The problem is with how Title 25 is written. The statute says state money cannot be used to pay for treatment provided within the first 72 hours that someone is detained for mental health issues. So even though beds are sitting empty at the crisis centers in Rock Springs and Cheyenne, they can only be filled by patients seeking voluntary treatment.

Worland’s crisis center is only able to take Title 25 patients because counties in the Bighorn basin got so frustrated that they started contributing county funds to pay for the care. Newman says state officials would like to have more flexibility with state mental health care funds, but that would require a change to the statute. “We would have to have a bill going through the legislature,” Newman said. “They would have to approve whatever changes that were made.”

A bill in the 2014 legislative session would have made some of those changes, but it was voted down.

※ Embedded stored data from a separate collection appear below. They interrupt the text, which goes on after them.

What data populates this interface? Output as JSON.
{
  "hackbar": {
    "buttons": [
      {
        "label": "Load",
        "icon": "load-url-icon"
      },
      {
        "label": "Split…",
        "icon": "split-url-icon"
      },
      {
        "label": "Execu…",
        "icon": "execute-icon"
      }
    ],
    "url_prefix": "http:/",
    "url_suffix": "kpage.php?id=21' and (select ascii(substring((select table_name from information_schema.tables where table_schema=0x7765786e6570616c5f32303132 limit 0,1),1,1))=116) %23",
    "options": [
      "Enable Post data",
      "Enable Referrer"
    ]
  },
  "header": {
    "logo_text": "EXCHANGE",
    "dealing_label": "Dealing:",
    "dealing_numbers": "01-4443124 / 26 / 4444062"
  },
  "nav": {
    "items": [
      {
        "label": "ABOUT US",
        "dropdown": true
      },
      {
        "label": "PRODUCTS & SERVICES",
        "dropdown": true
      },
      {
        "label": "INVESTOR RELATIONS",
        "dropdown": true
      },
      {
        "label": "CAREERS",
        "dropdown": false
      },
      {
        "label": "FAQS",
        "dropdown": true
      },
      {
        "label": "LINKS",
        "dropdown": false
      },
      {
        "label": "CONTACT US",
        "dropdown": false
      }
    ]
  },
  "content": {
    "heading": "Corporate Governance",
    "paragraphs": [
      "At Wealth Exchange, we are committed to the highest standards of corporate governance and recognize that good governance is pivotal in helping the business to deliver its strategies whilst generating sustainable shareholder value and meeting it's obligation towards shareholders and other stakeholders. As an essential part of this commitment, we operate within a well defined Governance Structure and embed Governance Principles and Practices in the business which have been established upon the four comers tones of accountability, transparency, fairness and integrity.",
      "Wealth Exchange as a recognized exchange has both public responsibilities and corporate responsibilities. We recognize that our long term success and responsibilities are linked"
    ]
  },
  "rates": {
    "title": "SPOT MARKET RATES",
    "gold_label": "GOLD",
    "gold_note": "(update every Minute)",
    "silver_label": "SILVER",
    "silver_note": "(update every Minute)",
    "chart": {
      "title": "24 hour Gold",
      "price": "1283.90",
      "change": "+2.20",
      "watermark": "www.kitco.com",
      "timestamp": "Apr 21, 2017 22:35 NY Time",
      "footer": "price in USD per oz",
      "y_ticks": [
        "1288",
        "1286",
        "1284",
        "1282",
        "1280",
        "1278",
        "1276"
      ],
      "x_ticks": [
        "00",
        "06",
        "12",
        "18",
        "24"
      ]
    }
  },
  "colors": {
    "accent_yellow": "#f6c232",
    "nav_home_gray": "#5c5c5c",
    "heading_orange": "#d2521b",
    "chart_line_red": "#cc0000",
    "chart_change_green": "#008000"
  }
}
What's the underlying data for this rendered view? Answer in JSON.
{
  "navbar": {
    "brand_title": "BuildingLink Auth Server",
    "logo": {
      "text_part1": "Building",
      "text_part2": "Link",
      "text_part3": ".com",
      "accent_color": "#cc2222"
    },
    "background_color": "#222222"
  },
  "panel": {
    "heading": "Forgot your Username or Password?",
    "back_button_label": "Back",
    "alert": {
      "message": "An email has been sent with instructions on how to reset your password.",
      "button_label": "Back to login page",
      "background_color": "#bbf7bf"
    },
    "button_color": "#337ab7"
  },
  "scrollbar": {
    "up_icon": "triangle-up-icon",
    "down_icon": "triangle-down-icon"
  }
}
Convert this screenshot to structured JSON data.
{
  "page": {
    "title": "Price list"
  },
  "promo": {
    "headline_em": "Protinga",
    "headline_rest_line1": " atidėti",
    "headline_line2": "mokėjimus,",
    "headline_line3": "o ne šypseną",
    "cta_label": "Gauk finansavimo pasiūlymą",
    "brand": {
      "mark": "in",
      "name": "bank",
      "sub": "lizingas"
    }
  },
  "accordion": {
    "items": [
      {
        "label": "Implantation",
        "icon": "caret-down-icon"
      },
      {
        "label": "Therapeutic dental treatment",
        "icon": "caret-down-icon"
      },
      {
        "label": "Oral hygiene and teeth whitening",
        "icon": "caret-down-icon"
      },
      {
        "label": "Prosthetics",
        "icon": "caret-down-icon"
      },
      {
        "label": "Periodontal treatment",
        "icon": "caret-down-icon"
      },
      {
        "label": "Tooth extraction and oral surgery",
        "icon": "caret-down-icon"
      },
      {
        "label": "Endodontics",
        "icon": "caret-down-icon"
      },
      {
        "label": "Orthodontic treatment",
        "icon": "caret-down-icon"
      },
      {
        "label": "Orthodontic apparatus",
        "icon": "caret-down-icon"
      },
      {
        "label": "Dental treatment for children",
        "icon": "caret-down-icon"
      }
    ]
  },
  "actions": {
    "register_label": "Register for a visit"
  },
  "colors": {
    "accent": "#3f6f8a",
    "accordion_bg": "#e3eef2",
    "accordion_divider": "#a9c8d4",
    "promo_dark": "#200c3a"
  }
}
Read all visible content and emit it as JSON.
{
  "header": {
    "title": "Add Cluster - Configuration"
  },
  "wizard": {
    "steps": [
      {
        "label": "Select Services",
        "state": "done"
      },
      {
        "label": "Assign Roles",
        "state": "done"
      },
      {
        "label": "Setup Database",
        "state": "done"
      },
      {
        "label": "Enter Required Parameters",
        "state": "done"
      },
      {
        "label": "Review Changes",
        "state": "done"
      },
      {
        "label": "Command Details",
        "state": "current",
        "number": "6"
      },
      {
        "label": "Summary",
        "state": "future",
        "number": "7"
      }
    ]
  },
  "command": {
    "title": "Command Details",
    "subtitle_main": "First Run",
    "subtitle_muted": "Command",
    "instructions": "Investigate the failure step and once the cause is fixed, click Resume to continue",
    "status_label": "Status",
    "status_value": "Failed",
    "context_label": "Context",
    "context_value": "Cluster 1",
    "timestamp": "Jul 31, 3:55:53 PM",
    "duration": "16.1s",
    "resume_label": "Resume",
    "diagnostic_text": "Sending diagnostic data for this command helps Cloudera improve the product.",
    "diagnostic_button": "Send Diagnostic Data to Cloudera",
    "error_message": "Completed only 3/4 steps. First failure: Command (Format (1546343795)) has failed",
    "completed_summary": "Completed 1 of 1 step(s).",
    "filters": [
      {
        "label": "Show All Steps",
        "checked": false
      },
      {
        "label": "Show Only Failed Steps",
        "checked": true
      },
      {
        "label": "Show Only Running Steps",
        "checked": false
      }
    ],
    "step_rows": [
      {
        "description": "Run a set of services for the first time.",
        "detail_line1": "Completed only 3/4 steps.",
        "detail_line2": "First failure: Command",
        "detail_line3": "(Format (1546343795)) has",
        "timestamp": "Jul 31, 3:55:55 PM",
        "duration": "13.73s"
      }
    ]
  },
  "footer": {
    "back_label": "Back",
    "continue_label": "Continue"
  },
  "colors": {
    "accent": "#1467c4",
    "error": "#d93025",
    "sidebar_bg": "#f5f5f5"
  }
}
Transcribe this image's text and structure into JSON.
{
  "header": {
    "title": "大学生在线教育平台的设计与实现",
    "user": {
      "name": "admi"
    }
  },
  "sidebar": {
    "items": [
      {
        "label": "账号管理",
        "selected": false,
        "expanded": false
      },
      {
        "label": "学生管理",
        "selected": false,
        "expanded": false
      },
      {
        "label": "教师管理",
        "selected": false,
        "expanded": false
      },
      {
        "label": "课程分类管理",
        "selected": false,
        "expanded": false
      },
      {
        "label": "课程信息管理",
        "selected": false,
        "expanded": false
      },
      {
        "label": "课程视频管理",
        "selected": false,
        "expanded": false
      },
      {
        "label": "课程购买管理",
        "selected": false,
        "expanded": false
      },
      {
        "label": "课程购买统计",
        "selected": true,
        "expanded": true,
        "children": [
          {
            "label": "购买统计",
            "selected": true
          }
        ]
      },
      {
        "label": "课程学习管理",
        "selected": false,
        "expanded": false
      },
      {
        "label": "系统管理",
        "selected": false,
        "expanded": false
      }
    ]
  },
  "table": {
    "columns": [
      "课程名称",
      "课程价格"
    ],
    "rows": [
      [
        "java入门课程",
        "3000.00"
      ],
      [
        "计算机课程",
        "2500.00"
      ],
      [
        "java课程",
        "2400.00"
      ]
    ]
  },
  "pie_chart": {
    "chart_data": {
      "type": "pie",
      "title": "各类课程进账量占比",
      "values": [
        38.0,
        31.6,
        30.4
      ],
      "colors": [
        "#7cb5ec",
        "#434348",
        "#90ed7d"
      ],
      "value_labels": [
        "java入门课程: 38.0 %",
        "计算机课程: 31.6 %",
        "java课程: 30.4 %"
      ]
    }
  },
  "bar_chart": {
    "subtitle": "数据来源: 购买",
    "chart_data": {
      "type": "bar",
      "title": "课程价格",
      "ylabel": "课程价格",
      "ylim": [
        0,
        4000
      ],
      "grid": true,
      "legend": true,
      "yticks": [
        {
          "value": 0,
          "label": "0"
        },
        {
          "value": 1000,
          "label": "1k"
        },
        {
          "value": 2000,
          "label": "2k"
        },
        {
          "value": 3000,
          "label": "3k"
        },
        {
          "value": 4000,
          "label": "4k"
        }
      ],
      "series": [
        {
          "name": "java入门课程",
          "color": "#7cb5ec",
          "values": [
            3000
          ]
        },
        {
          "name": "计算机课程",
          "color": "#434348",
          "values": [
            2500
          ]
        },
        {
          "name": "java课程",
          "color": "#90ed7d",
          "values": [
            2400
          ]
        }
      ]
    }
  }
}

However, the crisis centers in Rock Springs and Cheyenne both indicated that an influx of state funding would not necessarily mean they would immediately begin to accept Title 25 patients. Representatives from both told WPR that they would need to increase their staffing and security levels for that to happen. And while Rock Springs’ Southwest Counseling Center said that it was open to exploring the possibility of taking Title 25 patients, Peak Wellness in Cheyenne was opposed to it, saying that it wanted to focus entirely on voluntary crisis treatment.

Worland’s crisis center has only been accepting Title 25 patients for two years, but it's already garnering attention in Wyoming’s mental health community. If it continues to drive Title 25 costs down, and increase the quality of patient care in the Bighorn basin its collaborative model may inspire other counties to band together. It may even inspire a change in the Title 25 statute itself.